I say this not to discredit the very real fact that employers like this exist, but only to suggest that this is on the same level as poverty wages and forcing someone to buy their own office supplies. If you work in an environment like this, moving on (either simply by employment or geographically) should be among your top priorities.

> which could be damaging to and unapproved by the employee

Because unless you work for some sort of co-op or a very specific subset of unionized labor, employees by definition do not have the right to approve anything

It's a question of ownership. Property rights and such.

If the company owns the infrastructure, the subscription, the accounts, whatever, they can decide what to do with it.

In contrast, an employer can't, say, search your car without your consent.

Is that the case even if you are using your vehicle for a delivery service and they suspect you of stealing stuff?
Yes, if it is your car, they cannot search it. (Unless, as others said, it is a secured area, and by entering you give permission to search your person and property.)

But if you deliver for Papa John's, and they think you swiped some stuff, they can't search your cat.

Of course, law enforcement may acquire a search warrant, but that applies to everything, employer and employee.

> But if you deliver for Papa John's, and they think you swiped some stuff, they can't search your cat.

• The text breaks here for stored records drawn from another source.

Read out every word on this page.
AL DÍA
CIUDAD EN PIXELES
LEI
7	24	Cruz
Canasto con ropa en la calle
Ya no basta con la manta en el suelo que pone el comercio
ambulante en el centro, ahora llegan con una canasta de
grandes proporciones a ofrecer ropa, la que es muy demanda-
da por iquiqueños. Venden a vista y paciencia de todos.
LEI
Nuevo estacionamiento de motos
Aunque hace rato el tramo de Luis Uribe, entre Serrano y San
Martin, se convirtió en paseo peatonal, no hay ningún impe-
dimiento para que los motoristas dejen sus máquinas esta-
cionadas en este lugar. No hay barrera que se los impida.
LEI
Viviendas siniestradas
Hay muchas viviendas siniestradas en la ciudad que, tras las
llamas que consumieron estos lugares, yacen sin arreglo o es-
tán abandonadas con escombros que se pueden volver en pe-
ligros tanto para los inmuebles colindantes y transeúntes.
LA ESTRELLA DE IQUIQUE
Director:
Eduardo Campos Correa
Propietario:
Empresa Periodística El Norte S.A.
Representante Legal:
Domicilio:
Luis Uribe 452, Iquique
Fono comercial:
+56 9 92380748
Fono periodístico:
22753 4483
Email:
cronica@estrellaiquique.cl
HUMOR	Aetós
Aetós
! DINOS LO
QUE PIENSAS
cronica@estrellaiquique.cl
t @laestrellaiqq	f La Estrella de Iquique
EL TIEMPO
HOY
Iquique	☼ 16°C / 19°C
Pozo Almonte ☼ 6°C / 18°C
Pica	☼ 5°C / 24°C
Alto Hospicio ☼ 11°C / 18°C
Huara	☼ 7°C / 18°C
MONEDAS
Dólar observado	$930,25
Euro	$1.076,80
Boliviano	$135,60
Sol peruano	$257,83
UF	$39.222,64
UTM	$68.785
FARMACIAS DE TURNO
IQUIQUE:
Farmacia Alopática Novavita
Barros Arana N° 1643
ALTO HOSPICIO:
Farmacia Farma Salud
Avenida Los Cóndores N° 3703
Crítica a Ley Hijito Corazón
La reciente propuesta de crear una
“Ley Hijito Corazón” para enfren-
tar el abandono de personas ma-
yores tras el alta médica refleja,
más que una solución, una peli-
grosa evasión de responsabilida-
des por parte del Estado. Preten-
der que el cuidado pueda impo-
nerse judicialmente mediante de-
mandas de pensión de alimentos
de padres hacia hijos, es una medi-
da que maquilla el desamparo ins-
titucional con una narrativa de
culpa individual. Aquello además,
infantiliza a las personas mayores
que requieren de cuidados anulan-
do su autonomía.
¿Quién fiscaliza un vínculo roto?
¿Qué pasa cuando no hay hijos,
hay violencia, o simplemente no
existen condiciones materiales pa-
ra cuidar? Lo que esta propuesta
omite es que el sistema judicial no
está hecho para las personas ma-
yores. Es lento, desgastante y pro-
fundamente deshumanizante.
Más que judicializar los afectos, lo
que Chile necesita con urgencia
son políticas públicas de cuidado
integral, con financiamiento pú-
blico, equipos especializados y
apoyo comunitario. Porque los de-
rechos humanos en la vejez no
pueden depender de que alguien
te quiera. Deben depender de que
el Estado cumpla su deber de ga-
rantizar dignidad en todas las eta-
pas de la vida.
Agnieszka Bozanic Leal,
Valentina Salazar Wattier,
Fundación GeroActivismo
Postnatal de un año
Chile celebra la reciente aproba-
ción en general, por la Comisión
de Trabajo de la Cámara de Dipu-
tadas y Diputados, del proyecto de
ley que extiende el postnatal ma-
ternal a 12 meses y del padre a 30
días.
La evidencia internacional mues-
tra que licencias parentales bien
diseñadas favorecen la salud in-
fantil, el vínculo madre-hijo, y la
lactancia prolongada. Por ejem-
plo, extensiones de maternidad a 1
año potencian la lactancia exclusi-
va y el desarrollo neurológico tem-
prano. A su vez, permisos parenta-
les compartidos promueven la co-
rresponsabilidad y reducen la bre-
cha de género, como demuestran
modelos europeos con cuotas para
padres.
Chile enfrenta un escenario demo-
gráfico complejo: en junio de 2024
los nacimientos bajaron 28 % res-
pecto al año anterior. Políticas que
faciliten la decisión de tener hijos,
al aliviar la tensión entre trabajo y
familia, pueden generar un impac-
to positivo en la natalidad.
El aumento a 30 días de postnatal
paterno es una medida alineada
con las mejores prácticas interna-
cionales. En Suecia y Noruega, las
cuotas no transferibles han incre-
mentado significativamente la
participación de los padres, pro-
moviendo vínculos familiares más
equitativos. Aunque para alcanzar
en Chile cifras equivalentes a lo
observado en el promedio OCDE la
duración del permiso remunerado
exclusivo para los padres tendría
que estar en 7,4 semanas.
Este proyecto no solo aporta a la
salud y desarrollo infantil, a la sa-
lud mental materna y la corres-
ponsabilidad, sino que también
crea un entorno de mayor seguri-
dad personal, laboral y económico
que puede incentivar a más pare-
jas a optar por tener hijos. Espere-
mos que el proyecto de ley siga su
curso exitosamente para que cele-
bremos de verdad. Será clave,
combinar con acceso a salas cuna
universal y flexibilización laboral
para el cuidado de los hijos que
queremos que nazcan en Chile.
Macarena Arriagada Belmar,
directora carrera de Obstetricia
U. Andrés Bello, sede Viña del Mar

I think that this discussion is old enough now that it is safe for me to say how much I enjoyed the mental image conjured up by this typo.

In the Defence industry, they can and will search vehicles and property. Accepting a job is assumed (sometimes explicitly contractually stated as) giving consent. You must generally assume that company machines and comms means are monitored at all times.
Plenty of employers can and will search your belongings/vehicles you bring on their premises. Think the NSA or prison workers for example. Or even bank employees. Anyone who works in a secure facility (Think civilian employees who work on a military base) are subject to search as well.
Again, property rights. If you choose to park on their property, they can search, just as the TSA searches people who enter airports.

(There's some more rules, since this is a case where property rights conflict, so generally they have to notify about the situation upfront.)

In Europe, you do have the right to request any files that HR/personnel hold on you. (In the UK, it's called a data subject request). I've certainly seen it used multiple times as part of the recruitment process, where an unsuccessful candidate has requested the notes made on them.
This is really interesting as well, and I'm of the opinion at least a shred of 'corporate information' should be more widely shared among employees, specifically as it relates to company health, longevity and compensation programs.

There's only so much that can be learned from publicly available statements. So, when somebody might want to point out "Hey look our company has been profitable and growing at 3% for the past XX quarters so why are you not even giving small-fry employees a COLA raise?" it could be a reasonable discussion. I don't see that happening, as you say, based on the "might makes right" platform of ranking.

It's a pretty bad situation for employees in my opinion, and yet I don't think there's any established 'format' or 'platform' where such information is more widely shared or discussed in US workplaces.

> established 'format' or 'platform' where such information is more widely shared or discussed

That's the very definition of union meetings that happen in preparation to collective bargaining. Commonplace where the workplace is unionized.

Yeah I'm all for that labor arrangement but unfortunately it has not been even a remote possibility in my professional career in the US thus far. Maybe that will change in time. I hope so.
Because companies are considered people, but not the employees...
"why are these laws never symmetric?"

They are, in a cooperative company, that is, in a company owned by their workers, it is symmetric and transparent.

In a company that is owned by someone else, obviously this someone else decide what is done in the company.

"Why can't employees also access things possessed and used by the employer, like, say, HR personnel files, or executive emails, so that employees can verify the company is not committing fraud, engaging in discriminatory practices, etc.?"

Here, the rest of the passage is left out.